The Best Butt-Sculpting Exercise You're NOT Doing | Men's Health Magazine Australia

The Best Butt-Sculpting Exercise You’re NOT Doing | Men’s Health Magazine Australia

The back extension might be the biggest misnomer in fitness. The name implies that it should work your back and that’s what most gym-goers try to target when using this piece of equipment. The focus is on hyperextending the lower back (the equipment is actually called a 45-degree hyperextension) at the top of each rep to primarily strengthen the spinal erectors.


Sure this can be helpful for top-level powerlifters, but the last thing the average Joe and Jane need is to work on hyperextending their lower backs. Rather, the goal should be to minimise movement at the lower back and maximise movement at the hip. In other words, the goal is actually hip extension and that’s probably what the exercise should be called.
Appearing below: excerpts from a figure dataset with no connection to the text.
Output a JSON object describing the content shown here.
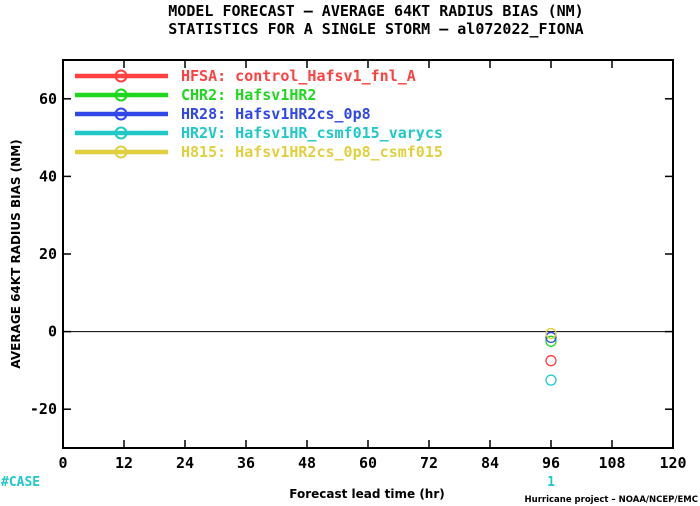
{
  "chart_data": {
    "type": "scatter",
    "title": "MODEL FORECAST – AVERAGE 64KT RADIUS BIAS (NM)",
    "subtitle": "STATISTICS FOR A SINGLE STORM – al072022_FIONA",
    "xlabel": "Forecast lead time (hr)",
    "ylabel": "AVERAGE 64KT RADIUS BIAS (NM)",
    "xlim": [
      0,
      120
    ],
    "ylim": [
      -30,
      70
    ],
    "xticks": [
      0,
      12,
      24,
      36,
      48,
      60,
      72,
      84,
      96,
      108,
      120
    ],
    "yticks": [
      -20,
      0,
      20,
      40,
      60
    ],
    "legend_position": "top-left",
    "zero_line": true,
    "series": [
      {
        "name": "HFSA: control_Hafsv1_fnl_A",
        "color": "#ff4040",
        "points": [
          {
            "x": 96,
            "y": -7.5
          }
        ]
      },
      {
        "name": "CHR2: Hafsv1HR2",
        "color": "#1ed81e",
        "points": [
          {
            "x": 96,
            "y": -2.5
          }
        ]
      },
      {
        "name": "HR28: Hafsv1HR2cs_0p8",
        "color": "#3048e8",
        "points": [
          {
            "x": 96,
            "y": -1.5
          }
        ]
      },
      {
        "name": "HR2V: Hafsv1HR_csmf015_varycs",
        "color": "#20c8c8",
        "points": [
          {
            "x": 96,
            "y": -12.5
          }
        ]
      },
      {
        "name": "H815: Hafsv1HR2cs_0p8_csmf015",
        "color": "#e0d040",
        "points": [
          {
            "x": 96,
            "y": -0.5
          }
        ]
      }
    ],
    "case_label": "#CASE",
    "case_counts": [
      {
        "x": 96,
        "count": "1"
      }
    ],
    "case_color": "#20c8c8",
    "credit": "Hurricane project – NOAA/NCEP/EMC"
  }
}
Credit goes to top biomechanics researcher Bret “The Glute Guy” Contreras for popularising this new approach to the “back extension.” Bret calls this the rounded-back 45-degree hyper (short for hyperextension) and because the focus is now on pure hip extension, this becomes arguably the best butt exercise you’ve never done.

The key is to use the following pair of technique tweaks to make you feel it in the butt (you’re welcome) and not your back:

1. Turn your feet out 45-degrees

This tweak in foot position winds the hips up into external rotation which makes the glutes work harder. It’s also harder for your hamstrings to assist with this setup, leaving your glutes isolated, lonely, and distraught. It’s kind of like Cabin Fever for your booty. Sure, you can also do this with your feet pointed straight ahead, but if you do, be sure to follow the next tip!

2. Round your upper back

At first glance, you’re probably thinking “you’re never supposed to round your spine!” In most cases, that’s correct. But we’re only rounding the thoracic spine (or mid-back) and this allows you to create a posterior pelvic tilt that limits the movement at the lower back and maximizes the motion at the hips. It is important to note that the range of motion seems to be shorter with this technique, though you’ll get way more glute activation than with the traditional approach.

Bret says to “imagine there’s a pin through your hips and you’re just swiveling through that pin and pressing your hips hard into the pad.”

Your goal is to be able to do three sets of 30 reps with just yourbodyweight with only 45 seconds between sets. It sounds a lot easier than it is. Trust me, I’ve tried it and the glute pump is just precious.

On a personal note, this has quickly become one of my go-to glute exercises. I do higher reps with body weight and lower reps with dumbbells, weight plates, or a weight vest. I’ve even added band tension by hooking the band to the bottom of the unit and around my neck, allowing for peak tension at the the top of the movement with full hip extension. The options are endless and I truly believe this should be a staple of your glute training.

Give it a try and remember- it’s all about the glutes!